Processing Multiple Texts
Like with OpenAI, we can process multiple texts efficiently with concurrent requests:
classical_texts <- c(
"It is a truth universally acknowledged, that a single man in possession of a good fortune, must be in want of a wife.",
"All happy families are alike; each unhappy family is unhappy in its own way.",
"It was the best of times, it was the worst of times."
)
# Build requests for each text
requests <- purrr::map(
classical_texts,
~ant_build_messages_request(
input = .x,
system_prompt = "Classify the sentiment as positive, negative, neutral, or mixed."
)
)
# Send all requests concurrently
responses <- perform_requests_with_strategy(
requests,
concurrent_requests = 3
)
# Extract content from responses
responses |>
purrr::map_chr(~.extract_ant_message_content(.x))Memory-Efficient Batch Processing
The ant_complete_chunks() and
ant_complete_df() functions handle large-scale processing
by:
- Dividing input into chunks (default 5000 texts per chunk)

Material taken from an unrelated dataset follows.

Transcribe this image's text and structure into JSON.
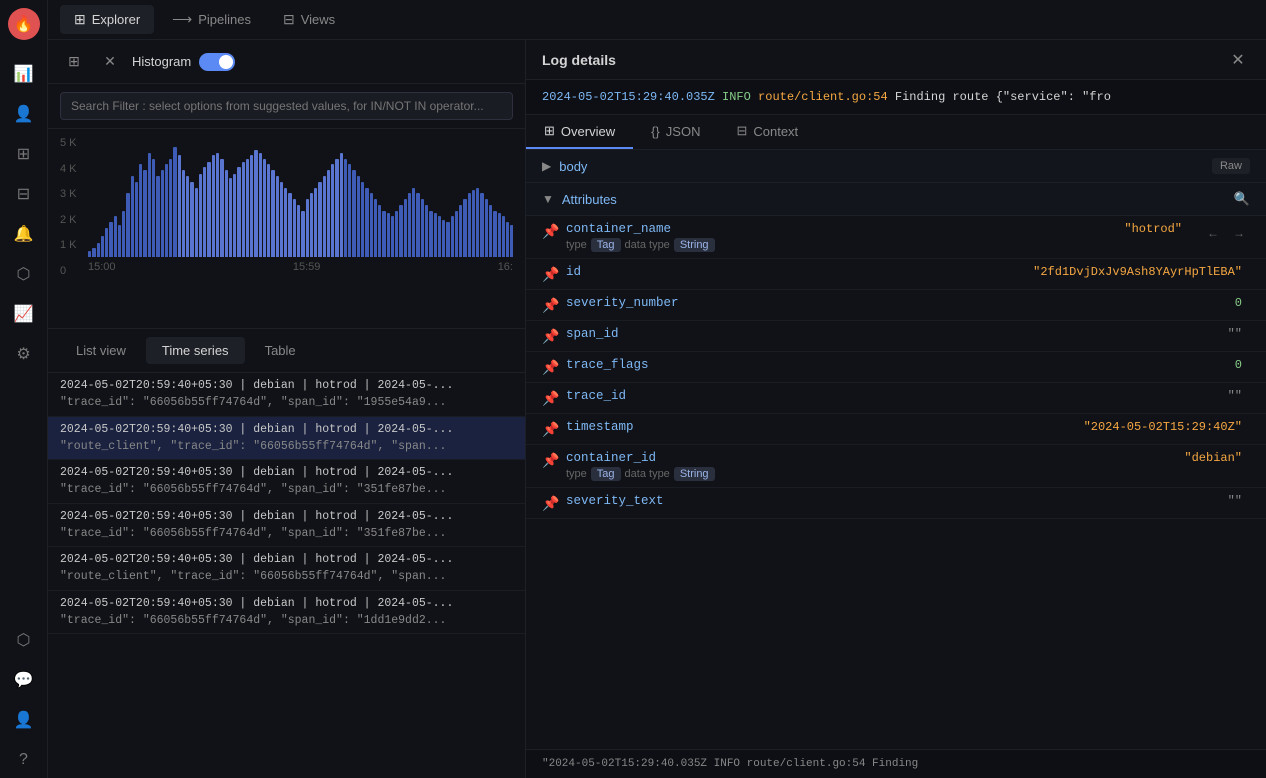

- Processing each chunk with concurrent requests
- Writing results to parquet files immediately
- Tracking metadata including the full schema structure
This approach minimises memory usage and prevents data loss if processing is interrupted.
Key advantage: Anthropic’s metadata includes the complete schema definition (not just a boolean flag), making it easy to reproduce results and debug issues.